Brush up on your knowledge of speech technology terms
Vocal commands are one way speech technology is making its way into business applications and services. This mini glossary will refresh your knowledge of speech technology and some of its use cases.
If you've ever asked Amazon Alexa for a weather report or told your Google Home to set a timer, then you've used speech technology. Speech technology is making its way into the enterprise, from contact centers to personal digital assistants. As the technology matures and vendors try to differentiate themselves, new use cases arise.
Speech technology is a catch-all term for any technology that interacts with audible speech. Most speech technology-enabled tools and applications use a combination of the different types of available technologies. This mini glossary will help you navigate speech technology concepts and their enterprise use cases.
Under the hood of speech technology
AI. AI-enabled machines learn, reason and self-correct with the intention to simulate human intelligence. For speech technology, AI adds a layer of automation to call centers by recognizing pertinent information from a call and choosing the best place to route the call. AI-driven speech recognition can also identify patterns, allowing applications to make suggestions based on what is said during a call, using speech recognition, machine learning and in some cases natural language generation or sentiment analysis.
Machine learning. Algorithms that allow machines to become more accurate and predictive without explicit programing are using machine learning. For speech technology, machine learning can be used with language analysis in contact centers to predict the outcome of a call by recognizing verbal patterns and reacting accordingly. Each interaction machine learning-enabled tools have improves an application's accuracy. Machine learning in speech technology relies primarily on deep learning models to sort through the many variables of spoken language and then process the data to improve future performance.

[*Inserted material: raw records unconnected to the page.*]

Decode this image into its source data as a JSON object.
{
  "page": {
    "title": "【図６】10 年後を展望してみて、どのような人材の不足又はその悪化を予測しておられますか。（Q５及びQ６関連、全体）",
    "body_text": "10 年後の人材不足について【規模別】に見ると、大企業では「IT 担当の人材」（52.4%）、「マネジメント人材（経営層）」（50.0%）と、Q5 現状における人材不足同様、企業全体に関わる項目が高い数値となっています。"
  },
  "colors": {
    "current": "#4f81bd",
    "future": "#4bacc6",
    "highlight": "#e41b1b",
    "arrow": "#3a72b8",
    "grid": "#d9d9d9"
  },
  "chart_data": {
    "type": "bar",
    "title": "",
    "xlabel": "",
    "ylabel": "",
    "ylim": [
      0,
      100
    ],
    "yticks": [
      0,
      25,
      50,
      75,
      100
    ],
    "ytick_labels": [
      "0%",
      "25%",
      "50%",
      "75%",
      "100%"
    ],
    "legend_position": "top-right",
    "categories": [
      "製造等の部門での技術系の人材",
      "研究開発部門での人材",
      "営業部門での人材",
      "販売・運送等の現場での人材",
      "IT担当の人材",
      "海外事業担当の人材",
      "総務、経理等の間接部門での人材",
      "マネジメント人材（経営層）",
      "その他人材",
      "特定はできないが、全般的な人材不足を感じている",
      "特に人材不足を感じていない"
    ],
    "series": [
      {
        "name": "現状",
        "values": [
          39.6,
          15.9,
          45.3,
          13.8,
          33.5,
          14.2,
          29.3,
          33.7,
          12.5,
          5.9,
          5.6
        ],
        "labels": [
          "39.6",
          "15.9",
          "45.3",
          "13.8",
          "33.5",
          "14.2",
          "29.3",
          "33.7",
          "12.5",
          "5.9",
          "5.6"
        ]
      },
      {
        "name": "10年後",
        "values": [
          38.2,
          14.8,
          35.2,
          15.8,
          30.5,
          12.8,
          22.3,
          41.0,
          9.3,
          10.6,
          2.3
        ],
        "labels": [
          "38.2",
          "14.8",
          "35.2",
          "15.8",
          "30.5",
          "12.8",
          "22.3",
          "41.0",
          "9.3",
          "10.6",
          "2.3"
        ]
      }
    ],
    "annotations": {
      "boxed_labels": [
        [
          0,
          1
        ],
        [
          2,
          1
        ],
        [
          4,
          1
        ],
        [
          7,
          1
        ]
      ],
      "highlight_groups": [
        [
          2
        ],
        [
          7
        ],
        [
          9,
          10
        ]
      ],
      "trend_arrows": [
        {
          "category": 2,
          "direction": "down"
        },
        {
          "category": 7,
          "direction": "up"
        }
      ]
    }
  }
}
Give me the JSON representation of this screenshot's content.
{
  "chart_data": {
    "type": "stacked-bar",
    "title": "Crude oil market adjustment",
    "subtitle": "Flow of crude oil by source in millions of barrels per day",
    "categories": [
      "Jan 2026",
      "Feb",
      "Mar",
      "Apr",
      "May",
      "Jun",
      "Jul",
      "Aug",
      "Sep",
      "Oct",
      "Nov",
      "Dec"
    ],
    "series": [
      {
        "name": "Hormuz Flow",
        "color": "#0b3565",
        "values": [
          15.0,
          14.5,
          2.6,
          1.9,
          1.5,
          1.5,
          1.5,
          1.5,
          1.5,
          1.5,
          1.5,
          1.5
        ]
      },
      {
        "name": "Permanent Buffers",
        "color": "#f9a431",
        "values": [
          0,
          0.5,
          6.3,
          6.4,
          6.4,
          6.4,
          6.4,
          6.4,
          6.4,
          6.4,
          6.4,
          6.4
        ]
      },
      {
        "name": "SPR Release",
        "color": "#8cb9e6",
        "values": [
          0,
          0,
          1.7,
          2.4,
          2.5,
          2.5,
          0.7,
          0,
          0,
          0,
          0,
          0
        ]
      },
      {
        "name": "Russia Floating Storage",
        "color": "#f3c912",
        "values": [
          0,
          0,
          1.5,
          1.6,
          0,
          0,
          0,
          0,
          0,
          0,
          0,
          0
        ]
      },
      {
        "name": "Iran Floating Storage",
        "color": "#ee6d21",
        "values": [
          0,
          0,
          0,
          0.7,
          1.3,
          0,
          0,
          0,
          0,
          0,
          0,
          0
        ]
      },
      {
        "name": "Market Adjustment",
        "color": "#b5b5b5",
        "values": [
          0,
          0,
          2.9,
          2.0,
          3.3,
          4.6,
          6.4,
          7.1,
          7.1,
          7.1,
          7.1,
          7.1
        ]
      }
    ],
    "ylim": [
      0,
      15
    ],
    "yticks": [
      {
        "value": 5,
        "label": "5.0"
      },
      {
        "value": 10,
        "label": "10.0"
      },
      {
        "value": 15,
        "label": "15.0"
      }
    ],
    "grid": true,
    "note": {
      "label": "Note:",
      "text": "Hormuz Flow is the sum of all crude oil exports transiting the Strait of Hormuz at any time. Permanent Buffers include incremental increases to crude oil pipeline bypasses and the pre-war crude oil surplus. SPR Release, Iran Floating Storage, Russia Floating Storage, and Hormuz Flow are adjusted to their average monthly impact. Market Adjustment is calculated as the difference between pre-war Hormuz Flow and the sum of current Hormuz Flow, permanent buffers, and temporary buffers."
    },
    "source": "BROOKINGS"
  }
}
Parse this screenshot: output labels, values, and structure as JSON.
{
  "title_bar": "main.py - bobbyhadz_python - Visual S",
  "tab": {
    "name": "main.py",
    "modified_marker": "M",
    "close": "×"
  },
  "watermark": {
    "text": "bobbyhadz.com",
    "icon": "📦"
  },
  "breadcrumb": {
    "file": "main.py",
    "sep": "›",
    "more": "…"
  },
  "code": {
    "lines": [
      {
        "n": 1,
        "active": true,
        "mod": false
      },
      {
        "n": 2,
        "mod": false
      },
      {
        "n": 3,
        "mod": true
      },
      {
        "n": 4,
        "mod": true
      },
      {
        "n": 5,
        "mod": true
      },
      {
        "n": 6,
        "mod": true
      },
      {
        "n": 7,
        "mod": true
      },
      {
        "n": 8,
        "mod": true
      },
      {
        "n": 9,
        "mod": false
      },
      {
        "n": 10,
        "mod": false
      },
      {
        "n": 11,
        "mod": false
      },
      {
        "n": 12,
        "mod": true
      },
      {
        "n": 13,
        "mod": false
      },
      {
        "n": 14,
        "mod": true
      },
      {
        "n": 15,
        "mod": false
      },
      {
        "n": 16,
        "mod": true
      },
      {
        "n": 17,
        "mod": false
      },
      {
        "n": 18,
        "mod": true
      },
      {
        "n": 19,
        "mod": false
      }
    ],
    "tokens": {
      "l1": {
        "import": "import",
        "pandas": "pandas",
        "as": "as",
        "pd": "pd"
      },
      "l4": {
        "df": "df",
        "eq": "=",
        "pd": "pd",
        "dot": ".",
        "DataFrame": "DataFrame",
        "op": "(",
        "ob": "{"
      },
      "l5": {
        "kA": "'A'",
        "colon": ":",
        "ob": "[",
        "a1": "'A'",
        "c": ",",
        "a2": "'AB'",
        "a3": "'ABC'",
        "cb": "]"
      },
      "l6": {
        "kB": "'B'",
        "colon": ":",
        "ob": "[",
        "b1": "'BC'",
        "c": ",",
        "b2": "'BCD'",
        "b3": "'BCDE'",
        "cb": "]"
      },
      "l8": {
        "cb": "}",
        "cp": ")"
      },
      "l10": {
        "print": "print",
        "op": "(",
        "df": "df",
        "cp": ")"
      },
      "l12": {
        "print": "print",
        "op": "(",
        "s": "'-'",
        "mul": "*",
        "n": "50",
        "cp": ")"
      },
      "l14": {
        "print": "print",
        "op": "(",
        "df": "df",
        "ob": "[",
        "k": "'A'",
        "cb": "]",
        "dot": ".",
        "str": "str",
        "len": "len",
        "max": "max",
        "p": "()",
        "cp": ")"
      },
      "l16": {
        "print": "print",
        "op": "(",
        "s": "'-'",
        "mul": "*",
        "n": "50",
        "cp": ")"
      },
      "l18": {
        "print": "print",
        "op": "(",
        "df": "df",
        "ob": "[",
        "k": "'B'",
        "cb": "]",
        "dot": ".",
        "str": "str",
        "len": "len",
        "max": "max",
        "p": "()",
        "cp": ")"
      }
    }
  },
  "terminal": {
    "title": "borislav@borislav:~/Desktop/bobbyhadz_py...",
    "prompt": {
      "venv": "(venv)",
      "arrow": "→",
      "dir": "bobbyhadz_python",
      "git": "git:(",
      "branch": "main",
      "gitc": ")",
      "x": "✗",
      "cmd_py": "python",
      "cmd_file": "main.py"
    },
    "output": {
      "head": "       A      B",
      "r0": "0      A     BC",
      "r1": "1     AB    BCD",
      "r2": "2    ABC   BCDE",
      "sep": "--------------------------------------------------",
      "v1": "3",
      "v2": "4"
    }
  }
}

Natural language processing. NLP is a computer's ability to understand language. Spoken language is nuanced and doesn't fall into the highly specified programing inputs that computers typically use to function. Nuanced language and speech patterns make NLP a particularly difficult technology to program successfully. NLP analyzes both syntax and semantic meaning to deliver on a complex understanding of spoken language. NLP can recognize words based on context, categorize words into groups and use a database to determine the semantics behind the words. More mature NLP technology uses deep learning to analyze speech patterns and improve upon itself for future interactions.
Speech recognition. Speech recognition is a machine's ability to convert spoken language into a format that machines can process, but its capabilities can vary greatly. Limited speech recognition may only recognize specific words and phrases for use cases like interactive voice response (IVR) systems. More sophisticated versions can recognize natural speech for advanced use cases, including call routing, speech-to-text and voice search. Accuracy for these use cases is improving rapidly, but it will be some time before it truly mimics the accuracy of another person.
Speech analytics. Speech analytics pairs with speech recognition to locate the useful information from an audio input. Speech analysis can recognize words, audio patterns, and can even detect emotional markers in a person's voice. Speech analytics is used in contact centers as a means to identify the reason for a call, as well as the caller's mood. Most business cases for speech analytics revolve around improving customer interactions through call data collection.
Use cases for speech technology
Text-to-speech (TTS) and speech-to-text. Applications that synthesize audio from text inputs are considered TTS applications. For the enterprise, TTS is used in voice-enabled emails and other hands-free messaging applications. Speech-to-text is the reverse where audio inputs are converted into visual text. Speech-to-text is used for transcription and dictation tools. Both use cases involve speech recognition technology to identify words and convert them to the appropriate method of delivery.
Chatbot. Chatbots are programs that communicate through audio or text with a person or another machine. Chatbots rely on NLP engines and machine learning to mimic the complexity of human speech. A popular business case for chatbots is in contact centers to streamline operations and conserve agent resources. Chatbots that use machine learning and AI are able to build on each interaction to improve the user experience. Overall, chatbots can offer a more contextualized interaction than a simple IVR system.
Voice assistant. Similar to chatbots, voice assistants use NLP to help users in voice recognition environments. Consumers are likely familiar with the Amazon Alexa and Google Home voice assistants, but digital voice assistants are also finding their way into the enterprise. Most voice assistants operate on a command-response principle. As AI capabilities mature, voice assistants built with cognitive computing can perform more complex multi-step tasks such as booking appointments or purchasing tickets.